Verkaufsschlager bei den Karotten ist die traditionelle japanische Sorte Nutri-Red, die sich, einmal gekocht, in Geschmack, Farbe und Struktur verändert. Beliebt ist die knackige, rote Rübe aber auch ihres sehr hohen Lycopin-Gehalt wegen. Denn dem Stoff, der auch Tomaten und Hagenbutten rot färbt, wird eine krebshemmende Wirkung nachgesagt. Ein Schwachpunkt der Nutri-Red ist für Baumann deren geringe Lagerfähigkeit. Deshalb lässt er die Karotten im Herbst möglichst lange im Feld, damit er die Lagerung im Kühlraum so weit als möglich ausschieben kann.


Abgesehen von den Nutri-Red findet man jedoch teilweise bis im Juni viele der farbigen Karotten vom Vorjahr im Angebot, da sie sich über lange Zeit gut lagern lassen. Jetzt im Juli sind schon die ersten diesjährigen Karotten auf den Markt. Wer aber die ganze Vielfalt der bunten Rüebli kosten will, muss sich bis Oktober gedulden, dann ist Haupterntezeit.

Bescheidener Pionier

Obwohl der Absatz der bunten Karotten boomt, möchte Urs Baumann nicht ausbauen. Die derzeit interessanten Sorten habe er bereits im Sortiment, meint der Gemüsegärtner. Ausserdem ist der Anbau arbeitsintensiver als bei konventionellen Karotten. Einerseits, weil biologisch produziert wird, was mehr Unkraut und damit Zeitaufwand und Personalkosten mit sich bringt.

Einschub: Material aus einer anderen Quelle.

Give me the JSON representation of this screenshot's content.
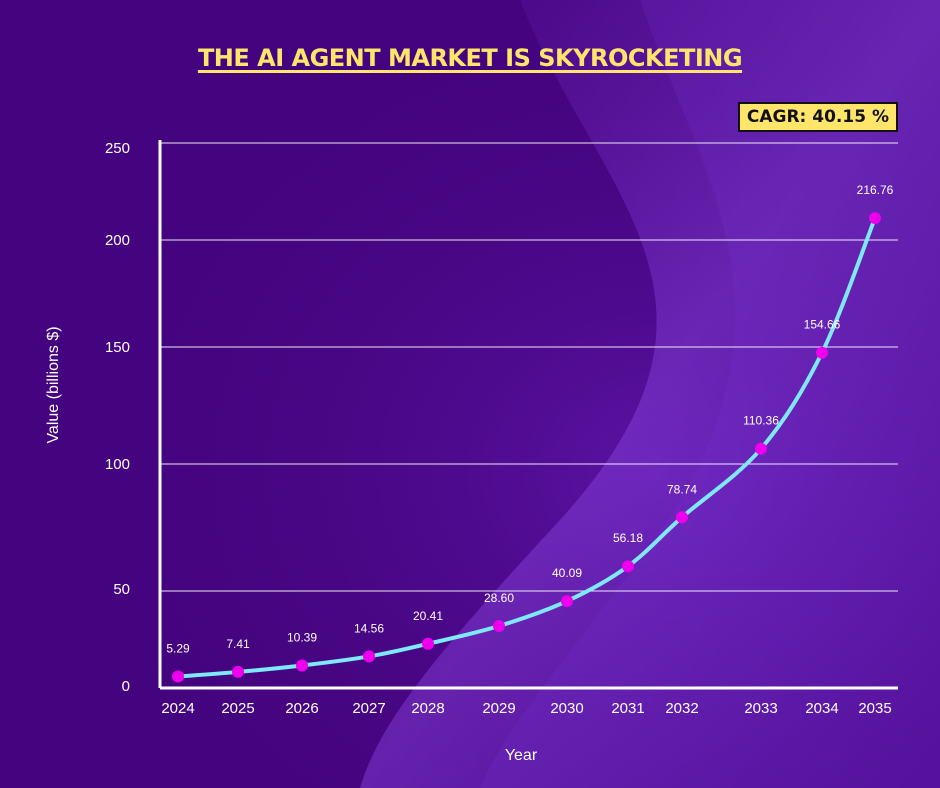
{
  "colors": {
    "background": "#45047f",
    "title": "#ffe66b",
    "line": "#7ee8ff",
    "marker": "#ee00ee",
    "grid": "#ffffff",
    "badge_bg": "#ffe66b"
  },
  "header": {
    "title": "THE AI AGENT MARKET IS SKYROCKETING",
    "cagr_label": "CAGR: 40.15 %"
  },
  "chart_data": {
    "type": "line",
    "title": "THE AI AGENT MARKET IS SKYROCKETING",
    "xlabel": "Year",
    "ylabel": "Value (billions $)",
    "ylim": [
      0,
      250
    ],
    "yticks": [
      0,
      50,
      100,
      150,
      200,
      250
    ],
    "grid": "horizontal",
    "x": [
      "2024",
      "2025",
      "2026",
      "2027",
      "2028",
      "2029",
      "2030",
      "2031",
      "2032",
      "2033",
      "2034",
      "2035"
    ],
    "series": [
      {
        "values": [
          5.29,
          7.41,
          10.39,
          14.56,
          20.41,
          28.6,
          40.09,
          56.18,
          78.74,
          110.36,
          154.66,
          216.76
        ],
        "labels": [
          "5.29",
          "7.41",
          "10.39",
          "14.56",
          "20.41",
          "28.60",
          "40.09",
          "56.18",
          "78.74",
          "110.36",
          "154.66",
          "216.76"
        ]
      }
    ]
  }
}
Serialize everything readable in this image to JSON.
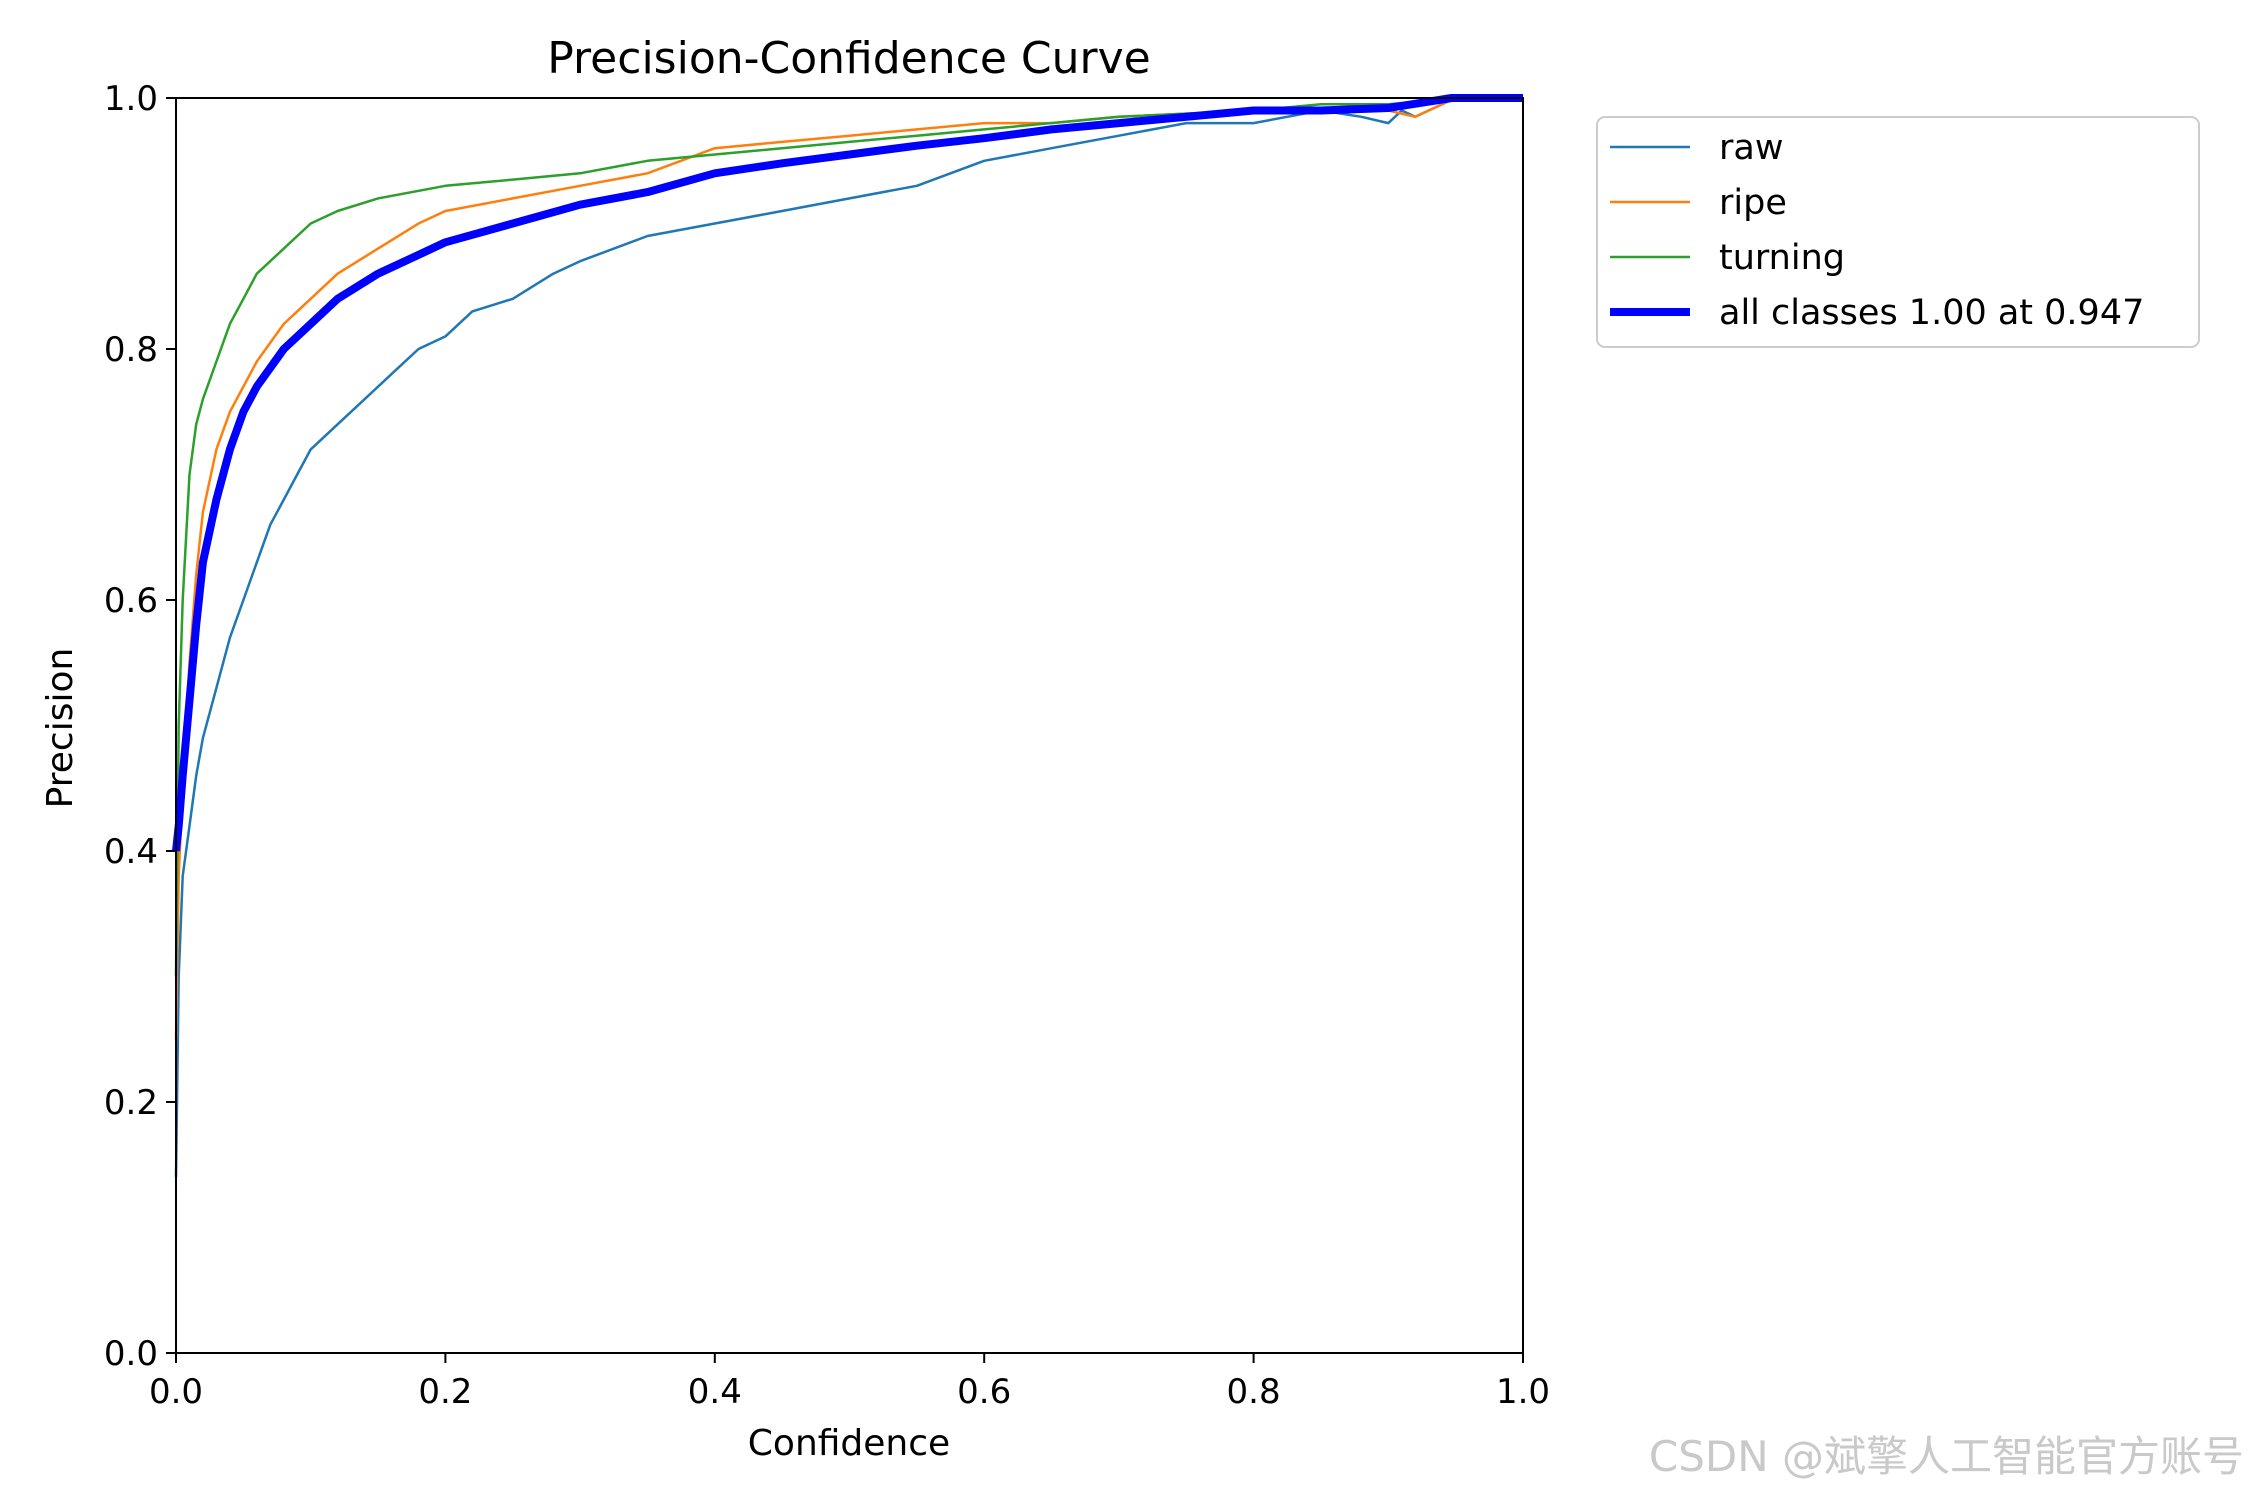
{
  "chart_data": {
    "type": "line",
    "title": "Precision-Confidence Curve",
    "xlabel": "Confidence",
    "ylabel": "Precision",
    "xlim": [
      0.0,
      1.0
    ],
    "ylim": [
      0.0,
      1.0
    ],
    "xticks": [
      "0.0",
      "0.2",
      "0.4",
      "0.6",
      "0.8",
      "1.0"
    ],
    "yticks": [
      "0.0",
      "0.2",
      "0.4",
      "0.6",
      "0.8",
      "1.0"
    ],
    "grid": false,
    "legend_position": "outside-upper-right",
    "series": [
      {
        "name": "raw",
        "color": "#1f77b4",
        "points": [
          [
            0.0,
            0.14
          ],
          [
            0.002,
            0.3
          ],
          [
            0.005,
            0.38
          ],
          [
            0.01,
            0.42
          ],
          [
            0.015,
            0.46
          ],
          [
            0.02,
            0.49
          ],
          [
            0.03,
            0.53
          ],
          [
            0.04,
            0.57
          ],
          [
            0.05,
            0.6
          ],
          [
            0.06,
            0.63
          ],
          [
            0.07,
            0.66
          ],
          [
            0.08,
            0.68
          ],
          [
            0.09,
            0.7
          ],
          [
            0.1,
            0.72
          ],
          [
            0.12,
            0.74
          ],
          [
            0.14,
            0.76
          ],
          [
            0.16,
            0.78
          ],
          [
            0.18,
            0.8
          ],
          [
            0.2,
            0.81
          ],
          [
            0.22,
            0.83
          ],
          [
            0.25,
            0.84
          ],
          [
            0.28,
            0.86
          ],
          [
            0.3,
            0.87
          ],
          [
            0.35,
            0.89
          ],
          [
            0.4,
            0.9
          ],
          [
            0.45,
            0.91
          ],
          [
            0.5,
            0.92
          ],
          [
            0.55,
            0.93
          ],
          [
            0.6,
            0.95
          ],
          [
            0.65,
            0.96
          ],
          [
            0.7,
            0.97
          ],
          [
            0.75,
            0.98
          ],
          [
            0.8,
            0.98
          ],
          [
            0.85,
            0.99
          ],
          [
            0.88,
            0.985
          ],
          [
            0.9,
            0.98
          ],
          [
            0.91,
            0.99
          ],
          [
            0.92,
            0.985
          ],
          [
            0.95,
            1.0
          ],
          [
            1.0,
            1.0
          ]
        ]
      },
      {
        "name": "ripe",
        "color": "#ff7f0e",
        "points": [
          [
            0.0,
            0.25
          ],
          [
            0.002,
            0.38
          ],
          [
            0.005,
            0.45
          ],
          [
            0.01,
            0.55
          ],
          [
            0.015,
            0.62
          ],
          [
            0.02,
            0.67
          ],
          [
            0.03,
            0.72
          ],
          [
            0.04,
            0.75
          ],
          [
            0.05,
            0.77
          ],
          [
            0.06,
            0.79
          ],
          [
            0.08,
            0.82
          ],
          [
            0.1,
            0.84
          ],
          [
            0.12,
            0.86
          ],
          [
            0.15,
            0.88
          ],
          [
            0.18,
            0.9
          ],
          [
            0.2,
            0.91
          ],
          [
            0.25,
            0.92
          ],
          [
            0.3,
            0.93
          ],
          [
            0.35,
            0.94
          ],
          [
            0.4,
            0.96
          ],
          [
            0.45,
            0.965
          ],
          [
            0.5,
            0.97
          ],
          [
            0.55,
            0.975
          ],
          [
            0.6,
            0.98
          ],
          [
            0.65,
            0.98
          ],
          [
            0.7,
            0.985
          ],
          [
            0.8,
            0.99
          ],
          [
            0.85,
            0.99
          ],
          [
            0.9,
            0.99
          ],
          [
            0.92,
            0.985
          ],
          [
            0.95,
            1.0
          ],
          [
            1.0,
            1.0
          ]
        ]
      },
      {
        "name": "turning",
        "color": "#2ca02c",
        "points": [
          [
            0.0,
            0.3
          ],
          [
            0.002,
            0.5
          ],
          [
            0.005,
            0.6
          ],
          [
            0.01,
            0.7
          ],
          [
            0.015,
            0.74
          ],
          [
            0.02,
            0.76
          ],
          [
            0.03,
            0.79
          ],
          [
            0.04,
            0.82
          ],
          [
            0.05,
            0.84
          ],
          [
            0.06,
            0.86
          ],
          [
            0.08,
            0.88
          ],
          [
            0.1,
            0.9
          ],
          [
            0.12,
            0.91
          ],
          [
            0.15,
            0.92
          ],
          [
            0.2,
            0.93
          ],
          [
            0.25,
            0.935
          ],
          [
            0.3,
            0.94
          ],
          [
            0.35,
            0.95
          ],
          [
            0.4,
            0.955
          ],
          [
            0.45,
            0.96
          ],
          [
            0.5,
            0.965
          ],
          [
            0.55,
            0.97
          ],
          [
            0.6,
            0.975
          ],
          [
            0.7,
            0.985
          ],
          [
            0.8,
            0.99
          ],
          [
            0.85,
            0.995
          ],
          [
            0.9,
            0.995
          ],
          [
            0.95,
            1.0
          ],
          [
            1.0,
            1.0
          ]
        ]
      },
      {
        "name": "all classes 1.00 at 0.947",
        "color": "#0000ff",
        "points": [
          [
            0.0,
            0.4
          ],
          [
            0.002,
            0.42
          ],
          [
            0.005,
            0.46
          ],
          [
            0.01,
            0.52
          ],
          [
            0.015,
            0.58
          ],
          [
            0.02,
            0.63
          ],
          [
            0.03,
            0.68
          ],
          [
            0.04,
            0.72
          ],
          [
            0.05,
            0.75
          ],
          [
            0.06,
            0.77
          ],
          [
            0.08,
            0.8
          ],
          [
            0.1,
            0.82
          ],
          [
            0.12,
            0.84
          ],
          [
            0.15,
            0.86
          ],
          [
            0.18,
            0.875
          ],
          [
            0.2,
            0.885
          ],
          [
            0.25,
            0.9
          ],
          [
            0.3,
            0.915
          ],
          [
            0.35,
            0.925
          ],
          [
            0.4,
            0.94
          ],
          [
            0.45,
            0.948
          ],
          [
            0.5,
            0.955
          ],
          [
            0.55,
            0.962
          ],
          [
            0.6,
            0.968
          ],
          [
            0.65,
            0.975
          ],
          [
            0.7,
            0.98
          ],
          [
            0.8,
            0.99
          ],
          [
            0.85,
            0.99
          ],
          [
            0.9,
            0.992
          ],
          [
            0.947,
            1.0
          ],
          [
            1.0,
            1.0
          ]
        ]
      }
    ]
  },
  "watermark": "CSDN @斌擎人工智能官方账号"
}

Andererseits bringen die speziellen Karotten kleinere Ernteerträge ein und erfordern teilweise Handernte, was den höheren Preis gegenüber konventionellen, orangen Rüebli ausserdem erklärt.


Trotz des aufwändigen Anbaus und der höheren Kosten, die bunten Karotten zahlen sich für Baumanns aus – nicht nur finanziell. Denn jede Sorte bringt neue An- und Herausforderungen mit sich, verlangt dem Bauern Einfallsreichtum ebenso wie Ausdauer ab und macht den Alltag des Gemüsegärtners dadurch zum abwechslungsreichen und kreativen Beruf.